- Country: United States
- Language: English

Publication
- Published in: Shenandoah
- Publication date: Spring 1967

= The Voyage to Rosewood =

1967 short story by Joyce Carol Oates

"The Voyage to Rosewood" is a short story by Joyce Carol Oates originally published in Shenandoah (Spring 1967) and first collected in The Goddess and Other Women (1974) by Vanguard Press.

==Plot==
"The Voyage to Rosewood" is presented in a first-person confessional by Marsha, the 16-year-old protagonist.

Marsha lives in a rural district and is bused to school. Her parents are working-class but impoverished, and she is acutely aware of her class inferiority with the affluent city youth who attend her high school. An awkward and sensitive girl - she only uses swear words to herself - Marsha is disaffected and wishes to break free of her tedium of her provincial existence. Her relationship with her parents is "precarious...no one must tamper with it..."

She impulsively cuts school and takes a greyhound bus north, destination unknown, and spending most of her small fund of money on the fare. She gets off in the small town of Remus. Wandering about, Marsha is assumed to be a truant or runaway by her looks: she is not dressed for the winter weather. She enters a tavern to get warm. When the bartender asks her how old she is, Marsha responds with false bravado "none of your business", eliciting an amused chuckle from the clientele. She is casually accosted by a tall man in his early twenties named Ike. He is idle and unemployed. His teasing interrogation cuts through her lie that her name is "Linda" and on her way to a nearby town of Shepherd to take a job as a housekeeper. The two are ordered out of the tavern, and she accepts Ike's offer to give her a drive.

The passenger side door of his car is broken so she must enter and exit on the driver side. On the way they pick up Ike's sidekick, Henry, and the boys alter their destination to the town of Rosewood. Ike begins to bully the passive Henry, who is sitting in the middle. Punching him in the shoulder, he orders him to make friends with Marsha and kiss her. Henry demurs. Ike's predatory sexuality begins to emerge: he asks Marsh what her lipstick tastes like. She is not yet alarmed by her situation. The trio stops at a motorcycle repair shop and Ike goes in. Marsha exits the car to finds that the temperature has dropped precipitously. She wanders through an industrial district, terrified of the approaching snow storm. Suddenly Ike approaches her, running in a rage. He berates her for leaving him and slaps her face. Checking to see if anyone else is watching, Ike administers Marsha a vicious beating with his fists, tearing at her clothing and hair, then flees.
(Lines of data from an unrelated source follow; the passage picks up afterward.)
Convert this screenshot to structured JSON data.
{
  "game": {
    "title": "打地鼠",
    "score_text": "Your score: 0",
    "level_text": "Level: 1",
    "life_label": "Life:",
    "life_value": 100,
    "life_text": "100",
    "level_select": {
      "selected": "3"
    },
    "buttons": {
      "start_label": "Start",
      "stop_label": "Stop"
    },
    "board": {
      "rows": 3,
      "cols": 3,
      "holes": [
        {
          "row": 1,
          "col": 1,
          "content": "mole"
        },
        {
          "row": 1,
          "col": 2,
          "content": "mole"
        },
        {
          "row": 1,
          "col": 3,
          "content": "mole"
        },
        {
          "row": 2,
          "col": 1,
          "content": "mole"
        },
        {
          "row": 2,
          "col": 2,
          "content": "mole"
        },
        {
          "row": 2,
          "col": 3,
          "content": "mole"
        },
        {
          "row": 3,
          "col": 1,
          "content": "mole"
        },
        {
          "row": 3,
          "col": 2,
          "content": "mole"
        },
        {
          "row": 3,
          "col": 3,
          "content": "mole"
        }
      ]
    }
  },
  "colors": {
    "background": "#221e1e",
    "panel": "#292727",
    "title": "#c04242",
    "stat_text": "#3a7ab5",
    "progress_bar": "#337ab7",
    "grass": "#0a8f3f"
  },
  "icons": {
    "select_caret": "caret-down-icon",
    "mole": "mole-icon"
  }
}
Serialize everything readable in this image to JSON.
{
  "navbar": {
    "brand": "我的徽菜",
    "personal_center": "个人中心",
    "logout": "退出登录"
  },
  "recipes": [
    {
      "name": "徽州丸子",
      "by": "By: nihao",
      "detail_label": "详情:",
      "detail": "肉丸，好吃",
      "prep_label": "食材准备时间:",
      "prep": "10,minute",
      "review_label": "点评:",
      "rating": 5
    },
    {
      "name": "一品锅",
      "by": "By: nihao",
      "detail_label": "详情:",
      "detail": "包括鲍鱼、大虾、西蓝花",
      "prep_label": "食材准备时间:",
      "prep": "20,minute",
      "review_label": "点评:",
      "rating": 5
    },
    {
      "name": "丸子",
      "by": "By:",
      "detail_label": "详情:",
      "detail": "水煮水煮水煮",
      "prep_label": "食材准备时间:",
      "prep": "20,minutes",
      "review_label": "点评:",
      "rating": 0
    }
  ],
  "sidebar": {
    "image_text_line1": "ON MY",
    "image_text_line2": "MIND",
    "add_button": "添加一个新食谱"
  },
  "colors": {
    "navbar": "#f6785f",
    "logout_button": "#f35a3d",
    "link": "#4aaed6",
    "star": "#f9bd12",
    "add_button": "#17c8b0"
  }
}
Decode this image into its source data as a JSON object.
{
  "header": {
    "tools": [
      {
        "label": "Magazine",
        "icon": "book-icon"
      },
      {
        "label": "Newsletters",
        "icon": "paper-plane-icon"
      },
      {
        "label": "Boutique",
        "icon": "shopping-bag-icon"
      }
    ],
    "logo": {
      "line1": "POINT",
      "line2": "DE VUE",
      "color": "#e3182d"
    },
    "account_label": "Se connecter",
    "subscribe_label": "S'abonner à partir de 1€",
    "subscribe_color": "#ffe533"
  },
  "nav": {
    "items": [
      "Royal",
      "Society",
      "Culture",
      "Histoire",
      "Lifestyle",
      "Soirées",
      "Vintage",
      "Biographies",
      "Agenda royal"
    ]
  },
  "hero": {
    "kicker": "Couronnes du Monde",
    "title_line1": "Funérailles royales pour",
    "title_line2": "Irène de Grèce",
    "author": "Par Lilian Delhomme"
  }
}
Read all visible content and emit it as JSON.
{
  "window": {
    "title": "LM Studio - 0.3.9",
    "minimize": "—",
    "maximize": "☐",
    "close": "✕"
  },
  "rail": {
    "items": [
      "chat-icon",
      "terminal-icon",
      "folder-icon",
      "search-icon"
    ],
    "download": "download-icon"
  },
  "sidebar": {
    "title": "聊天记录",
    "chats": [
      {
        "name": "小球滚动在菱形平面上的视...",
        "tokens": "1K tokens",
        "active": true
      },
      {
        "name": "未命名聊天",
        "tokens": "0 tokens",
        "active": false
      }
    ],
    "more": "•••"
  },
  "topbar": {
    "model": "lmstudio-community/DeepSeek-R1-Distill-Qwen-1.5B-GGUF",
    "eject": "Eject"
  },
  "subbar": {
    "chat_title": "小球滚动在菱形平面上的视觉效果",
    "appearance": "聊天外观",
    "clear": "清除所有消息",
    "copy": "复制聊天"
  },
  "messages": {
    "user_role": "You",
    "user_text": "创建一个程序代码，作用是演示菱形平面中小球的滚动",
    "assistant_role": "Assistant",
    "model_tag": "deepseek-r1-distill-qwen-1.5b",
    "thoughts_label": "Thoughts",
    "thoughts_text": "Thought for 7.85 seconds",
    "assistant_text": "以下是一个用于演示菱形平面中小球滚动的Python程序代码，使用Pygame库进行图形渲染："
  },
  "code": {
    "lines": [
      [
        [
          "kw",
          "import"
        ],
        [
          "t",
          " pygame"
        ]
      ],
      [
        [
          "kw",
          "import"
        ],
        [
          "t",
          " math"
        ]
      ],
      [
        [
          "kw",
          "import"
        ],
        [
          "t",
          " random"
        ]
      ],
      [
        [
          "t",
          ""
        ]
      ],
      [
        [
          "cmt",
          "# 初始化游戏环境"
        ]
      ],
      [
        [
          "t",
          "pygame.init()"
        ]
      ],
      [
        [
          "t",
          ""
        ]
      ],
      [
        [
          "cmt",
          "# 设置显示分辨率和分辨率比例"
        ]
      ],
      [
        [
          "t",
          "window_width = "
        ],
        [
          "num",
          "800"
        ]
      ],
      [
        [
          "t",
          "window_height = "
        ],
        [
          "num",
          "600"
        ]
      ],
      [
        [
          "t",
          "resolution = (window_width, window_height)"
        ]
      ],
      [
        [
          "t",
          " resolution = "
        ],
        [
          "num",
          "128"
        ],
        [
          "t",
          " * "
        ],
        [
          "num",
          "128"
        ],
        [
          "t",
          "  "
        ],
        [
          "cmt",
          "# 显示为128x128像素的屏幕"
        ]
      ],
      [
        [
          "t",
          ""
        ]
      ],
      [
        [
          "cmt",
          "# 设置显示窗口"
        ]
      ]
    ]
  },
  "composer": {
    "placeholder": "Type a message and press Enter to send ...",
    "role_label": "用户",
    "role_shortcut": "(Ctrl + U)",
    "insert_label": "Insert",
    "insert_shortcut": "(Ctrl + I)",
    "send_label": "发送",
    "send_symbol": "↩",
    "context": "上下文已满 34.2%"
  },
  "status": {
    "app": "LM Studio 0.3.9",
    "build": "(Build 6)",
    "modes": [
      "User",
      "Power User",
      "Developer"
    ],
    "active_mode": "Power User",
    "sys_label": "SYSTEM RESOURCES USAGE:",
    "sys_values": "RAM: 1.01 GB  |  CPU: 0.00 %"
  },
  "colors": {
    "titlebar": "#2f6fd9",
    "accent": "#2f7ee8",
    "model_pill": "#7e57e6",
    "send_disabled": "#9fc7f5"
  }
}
At the police station, Marsha is interrogated by the authorities as to what she was doing in town. Marsha, convinced that "men like tomboyish girls," she feigns indifference to her bloody injuries.
Her father is notified and arrives that evening, sickened that the police officers will disparage him for raising a wayward daughter. After Marsha gets into her father's car, he slaps her in the face and sobs plaintively "Why did you do this to us?"

==Theme==

"It is only through disruption and confusion that we grow, jarred out of ourselves by the collision of someone else's private world with our own." - Joyce Carol Oates from "Fictions, Dreams, Revelations", introduction to Scenes from American Life: Contemporary Short Fiction (1973).

"The Voyage to Rosewood" is representative of the stories in the collection The Goddess and Other Women "depicting a teenage girl on the brink of existential self-definition". The sixteen-year-old Marsha is on the threshold of her sexual identity. She is faced with defining herself either as a chaste and devoted child to her parents, or asserting her autonomy by entering into a social encounter with a predatory male stranger. Biographer Joanne V. Creighton writes:

Oates captures very well that point in adolescence when a girl begins to be aware of herself sexually, when she makes tentative groping out to the world beyond childhood.

Literary critic Greg Johnson points out a key thematic element in the story, equating the youthful male perpetrators, who exhibit sado-masochist tendencies, and the girls father, all of whom abuse the girl.

Even parental love is marked by an obsessive need for control that, when threatened, causes male characters to revert to weak "effeminate" behavior.

Johnson notes the Oates requires a reckoning for such agency on the part of girls: "Clearly, as Oates teenagers exert their natural youthful energy in gestures of autonomy or defiance"; the result invokes the intervention of the mythical Kali, inflicting punishment indiscriminately.

== Sources ==
- Creighton, Joanne V. 1979. Joyce Carol Oates. Twayne Publishers, New York. Warren G. French, editor.
- Johnson, Greg. 1994. Joyce Carol Oates: A Study of the Short Fiction. Twayne's studies in short fiction; no. 57. Twayne Publishers, New York.
- Oates, Joyce Carol. 1974. The Goddess and Other Women. Vanguard Press, New York.